Güncelleme Tarihi:
“ALMANYA, Fransa, Hollanda, Belçika ve Avusturya gibi ülkelerde yaşayan 5 milyonu aşkın yurttaşımızı sıkıntılı bir dönem bekliyor. Hedefte, başta Türkler olmak üzere tüm Müslümanlar var. Ancak tehlikede olan sadece göçmenler ve zayıf katmanlar değil, demokrasinin ta kendisi. Demokrasilerde, demokrasiyi yok etmek isteyen örgütlere ve eylemlere asla yer verilemez. Hitler Almanya’sında yaşananlar unutulmamalı. Irkçılığın önü sadece polisiye tedbirlerle alınamaz. Görünen, sadece buzdağının ucudur; derinlerde, hiç ummadığımız boyutlarda, kendini üstün ırk, başka ulusları haşarat olarak gören ve onların kültürlerine hoşgörüsü olmayan gizli ırkçılık yatmaktadır. Geçen hafta Almanya’nın Mannheim kentinde Afganlı bir mültecinin 6 kişiyi bıçaklayarak, bir polisi katletmesinden büyük üzüntü duyuyoruz ve bu saldırıyı şiddetle kınıyoruz. Ancak bunun faturası tüm Müslümanlara ve göçmenlere kesilecek. Almanya’nın yabancılar politikası sertleşecek. Alman toplumuyla barış ve dostluk içinde yaşamak, şiddet olaylarına karşı durmak ve demokrasiye sahip çıkmak hepimizin görevi.”

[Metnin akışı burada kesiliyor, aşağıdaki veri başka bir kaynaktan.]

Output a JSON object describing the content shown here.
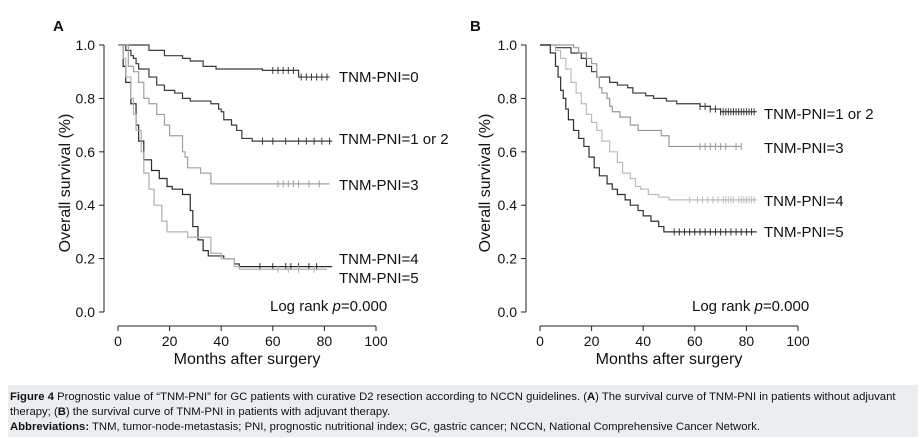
{
  "chart_data": [
    {
      "type": "line",
      "subtype": "kaplan-meier",
      "panel_label": "A",
      "xlabel": "Months after surgery",
      "ylabel": "Overall survival (%)",
      "xlim": [
        0,
        100
      ],
      "ylim": [
        0,
        1.0
      ],
      "xticks": [
        "0",
        "20",
        "40",
        "60",
        "80",
        "100"
      ],
      "yticks": [
        "0.0",
        "0.2",
        "0.4",
        "0.6",
        "0.8",
        "1.0"
      ],
      "annotation_prefix": "Log rank ",
      "annotation_var": "p",
      "annotation_value": "=0.000",
      "series": [
        {
          "name": "TNM-PNI=0",
          "color": "#3a3a3a",
          "steps": [
            [
              0,
              1.0
            ],
            [
              12,
              0.98
            ],
            [
              18,
              0.96
            ],
            [
              25,
              0.95
            ],
            [
              28,
              0.94
            ],
            [
              33,
              0.92
            ],
            [
              38,
              0.91
            ],
            [
              56,
              0.905
            ],
            [
              70,
              0.88
            ],
            [
              82,
              0.88
            ]
          ],
          "censor": [
            60,
            62,
            64,
            66,
            68,
            71,
            73,
            75,
            77,
            79,
            81
          ]
        },
        {
          "name": "TNM-PNI=1 or 2",
          "color": "#3a3a3a",
          "steps": [
            [
              0,
              1.0
            ],
            [
              3,
              0.98
            ],
            [
              5,
              0.96
            ],
            [
              6,
              0.95
            ],
            [
              7,
              0.93
            ],
            [
              8,
              0.91
            ],
            [
              12,
              0.88
            ],
            [
              15,
              0.85
            ],
            [
              18,
              0.83
            ],
            [
              22,
              0.82
            ],
            [
              25,
              0.8
            ],
            [
              28,
              0.79
            ],
            [
              36,
              0.78
            ],
            [
              39,
              0.76
            ],
            [
              40,
              0.75
            ],
            [
              41,
              0.72
            ],
            [
              44,
              0.7
            ],
            [
              46,
              0.68
            ],
            [
              48,
              0.65
            ],
            [
              52,
              0.64
            ],
            [
              83,
              0.64
            ]
          ],
          "censor": [
            56,
            60,
            65,
            70,
            73,
            76,
            79,
            82
          ]
        },
        {
          "name": "TNM-PNI=3",
          "color": "#a0a0a0",
          "steps": [
            [
              0,
              1.0
            ],
            [
              4,
              0.92
            ],
            [
              6,
              0.9
            ],
            [
              8,
              0.86
            ],
            [
              10,
              0.8
            ],
            [
              12,
              0.78
            ],
            [
              15,
              0.74
            ],
            [
              18,
              0.7
            ],
            [
              20,
              0.66
            ],
            [
              25,
              0.6
            ],
            [
              26,
              0.58
            ],
            [
              27,
              0.54
            ],
            [
              30,
              0.54
            ],
            [
              32,
              0.52
            ],
            [
              36,
              0.48
            ],
            [
              82,
              0.48
            ]
          ],
          "censor": [
            62,
            64,
            66,
            68,
            70,
            74,
            78
          ]
        },
        {
          "name": "TNM-PNI=4",
          "color": "#2a2a2a",
          "steps": [
            [
              0,
              1.0
            ],
            [
              2,
              0.92
            ],
            [
              3,
              0.86
            ],
            [
              5,
              0.78
            ],
            [
              7,
              0.7
            ],
            [
              8,
              0.64
            ],
            [
              10,
              0.57
            ],
            [
              13,
              0.53
            ],
            [
              16,
              0.5
            ],
            [
              19,
              0.47
            ],
            [
              21,
              0.46
            ],
            [
              25,
              0.44
            ],
            [
              28,
              0.38
            ],
            [
              29,
              0.32
            ],
            [
              31,
              0.27
            ],
            [
              33,
              0.23
            ],
            [
              35,
              0.21
            ],
            [
              38,
              0.21
            ],
            [
              41,
              0.2
            ],
            [
              45,
              0.18
            ],
            [
              47,
              0.17
            ],
            [
              83,
              0.17
            ]
          ],
          "censor": [
            55,
            60,
            65,
            67,
            70,
            74,
            77
          ]
        },
        {
          "name": "TNM-PNI=5",
          "color": "#b0b0b0",
          "steps": [
            [
              0,
              1.0
            ],
            [
              2,
              0.95
            ],
            [
              3,
              0.88
            ],
            [
              5,
              0.8
            ],
            [
              6,
              0.74
            ],
            [
              7,
              0.68
            ],
            [
              9,
              0.6
            ],
            [
              10,
              0.52
            ],
            [
              12,
              0.46
            ],
            [
              14,
              0.4
            ],
            [
              17,
              0.34
            ],
            [
              19,
              0.3
            ],
            [
              24,
              0.3
            ],
            [
              27,
              0.28
            ],
            [
              32,
              0.28
            ],
            [
              36,
              0.22
            ],
            [
              40,
              0.2
            ],
            [
              45,
              0.17
            ],
            [
              47,
              0.16
            ],
            [
              81,
              0.16
            ]
          ],
          "censor": [
            62,
            66,
            70,
            76
          ]
        }
      ]
    },
    {
      "type": "line",
      "subtype": "kaplan-meier",
      "panel_label": "B",
      "xlabel": "Months after surgery",
      "ylabel": "Overall survival (%)",
      "xlim": [
        0,
        100
      ],
      "ylim": [
        0,
        1.0
      ],
      "xticks": [
        "0",
        "20",
        "40",
        "60",
        "80",
        "100"
      ],
      "yticks": [
        "0.0",
        "0.2",
        "0.4",
        "0.6",
        "0.8",
        "1.0"
      ],
      "annotation_prefix": "Log rank ",
      "annotation_var": "p",
      "annotation_value": "=0.000",
      "series": [
        {
          "name": "TNM-PNI=1 or 2",
          "color": "#3a3a3a",
          "steps": [
            [
              0,
              1.0
            ],
            [
              6,
              0.99
            ],
            [
              12,
              0.97
            ],
            [
              16,
              0.95
            ],
            [
              18,
              0.92
            ],
            [
              20,
              0.9
            ],
            [
              22,
              0.88
            ],
            [
              27,
              0.86
            ],
            [
              30,
              0.85
            ],
            [
              34,
              0.84
            ],
            [
              36,
              0.82
            ],
            [
              41,
              0.81
            ],
            [
              44,
              0.8
            ],
            [
              49,
              0.79
            ],
            [
              53,
              0.78
            ],
            [
              56,
              0.78
            ],
            [
              62,
              0.77
            ],
            [
              66,
              0.76
            ],
            [
              70,
              0.75
            ],
            [
              84,
              0.75
            ]
          ],
          "censor": [
            62,
            64,
            66,
            68,
            70,
            71,
            72,
            73,
            74,
            75,
            76,
            77,
            78,
            79,
            80,
            81,
            82,
            83
          ]
        },
        {
          "name": "TNM-PNI=3",
          "color": "#999999",
          "steps": [
            [
              0,
              1.0
            ],
            [
              13,
              0.99
            ],
            [
              15,
              0.97
            ],
            [
              18,
              0.95
            ],
            [
              20,
              0.93
            ],
            [
              22,
              0.88
            ],
            [
              23,
              0.84
            ],
            [
              24,
              0.82
            ],
            [
              26,
              0.8
            ],
            [
              27,
              0.77
            ],
            [
              28,
              0.75
            ],
            [
              31,
              0.73
            ],
            [
              35,
              0.7
            ],
            [
              38,
              0.68
            ],
            [
              47,
              0.66
            ],
            [
              50,
              0.62
            ],
            [
              78,
              0.62
            ]
          ],
          "censor": [
            62,
            64,
            66,
            68,
            70,
            72,
            76,
            78
          ]
        },
        {
          "name": "TNM-PNI=4",
          "color": "#bbbbbb",
          "steps": [
            [
              0,
              1.0
            ],
            [
              6,
              0.98
            ],
            [
              8,
              0.95
            ],
            [
              10,
              0.91
            ],
            [
              12,
              0.86
            ],
            [
              14,
              0.82
            ],
            [
              16,
              0.78
            ],
            [
              18,
              0.74
            ],
            [
              20,
              0.71
            ],
            [
              22,
              0.68
            ],
            [
              24,
              0.64
            ],
            [
              27,
              0.6
            ],
            [
              30,
              0.56
            ],
            [
              32,
              0.52
            ],
            [
              35,
              0.5
            ],
            [
              37,
              0.47
            ],
            [
              39,
              0.46
            ],
            [
              42,
              0.44
            ],
            [
              46,
              0.43
            ],
            [
              50,
              0.42
            ],
            [
              84,
              0.42
            ]
          ],
          "censor": [
            58,
            61,
            63,
            65,
            67,
            69,
            71,
            72,
            73,
            74,
            75,
            77,
            78,
            79,
            80,
            81,
            82,
            83
          ]
        },
        {
          "name": "TNM-PNI=5",
          "color": "#303030",
          "steps": [
            [
              0,
              1.0
            ],
            [
              4,
              0.97
            ],
            [
              6,
              0.92
            ],
            [
              7,
              0.88
            ],
            [
              8,
              0.83
            ],
            [
              9,
              0.8
            ],
            [
              10,
              0.76
            ],
            [
              11,
              0.72
            ],
            [
              13,
              0.68
            ],
            [
              15,
              0.65
            ],
            [
              17,
              0.62
            ],
            [
              19,
              0.58
            ],
            [
              21,
              0.54
            ],
            [
              23,
              0.51
            ],
            [
              26,
              0.48
            ],
            [
              28,
              0.46
            ],
            [
              30,
              0.44
            ],
            [
              33,
              0.42
            ],
            [
              35,
              0.4
            ],
            [
              38,
              0.38
            ],
            [
              40,
              0.36
            ],
            [
              43,
              0.34
            ],
            [
              46,
              0.32
            ],
            [
              48,
              0.3
            ],
            [
              84,
              0.3
            ]
          ],
          "censor": [
            52,
            54,
            56,
            58,
            60,
            62,
            64,
            66,
            68,
            70,
            72,
            74,
            76,
            78,
            80,
            82
          ]
        }
      ]
    }
  ],
  "caption": {
    "figure_label": "Figure 4",
    "text_1": " Prognostic value of “TNM-PNI” for GC patients with curative D2 resection according to NCCN guidelines. (",
    "a": "A",
    "text_2": ") The survival curve of TNM-PNI in patients without adjuvant therapy; (",
    "b": "B",
    "text_3": ") the survival curve of TNM-PNI in patients with adjuvant therapy.",
    "abbrev_label": "Abbreviations:",
    "abbrev_text": " TNM, tumor-node-metastasis; PNI, prognostic nutritional index; GC, gastric cancer; NCCN, National Comprehensive Cancer Network."
  }
}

‘ÖRGÜTLENELİM, TEDBİRLİ OLALIM’
“Siyasi partilere, sendikalara, sivil toplum örgütlerine üye olalım. Almanya çapında güçlü bir Türk toplumu oluşturalım. İçinde yaşadığımız ülkenin sosyal, kültürel ve dini değerlerine, yasalarına saygı gösterelim. Çocuklarımızın ve gençlerimizin eğitimine gereken önemi verelim. Okuyan, araştıran, düşünen ve sorgulayan bir toplum olmak için çalışalım. İşimizle, davranışımızla, komşuluğumuzla ve kültürümüzle bu toplumda saygın yerimizi alalım. Yaşadığımız ülkenin dilini öğrenelim. Türk toplumu olarak aramızdaki görüş ayrılıklarını bir kenara bırakarak can ve mal güvenliğimiz için örgütlenelim ve tedbirli olalım. Yabancı düşmanlığına ve ırkçılığa karşı yapılan etkinliklere, toplantı ve yürüyüşlere katılalım, demokratik güçlerin yanında yerimizi alalım.”
‘CAYDIRICI ÖNLEMLER ALINMALI’
“Alman makamları da yabancı düşmanlığı yapanlara ve şiddet uygulayanlara karşı caydırıcı önlemler almalı. Almanya’nın olanakları yerli-yabancı ayrımı yapılmadan halka eşit olarak sunulmalı. Göçmenlere karşı ön yargıları ortadan kaldırmaya yönelik toplumsal, kültürel ve sanatsal çalışmalar Alman kurum ve kuruluşları tarafından desteklenmeli. Göçmenlerin dillerine, dinlerine ve kültürlerine saygı gösterilmeli. En önemli konulardan biri de ana dil dersleri artık kısıtlanmamalı. Ders kitaplarında farklı ülkelerden gelen göçmenlerin ulusal kültürlerine ve dini inançlarına yer verilmeli. Hoşgörüye dayalı, insan haklarına saygılı, şiddete, kine ve yabancı düşmanlığına karşı bir eğitim programı uygulanmalı.”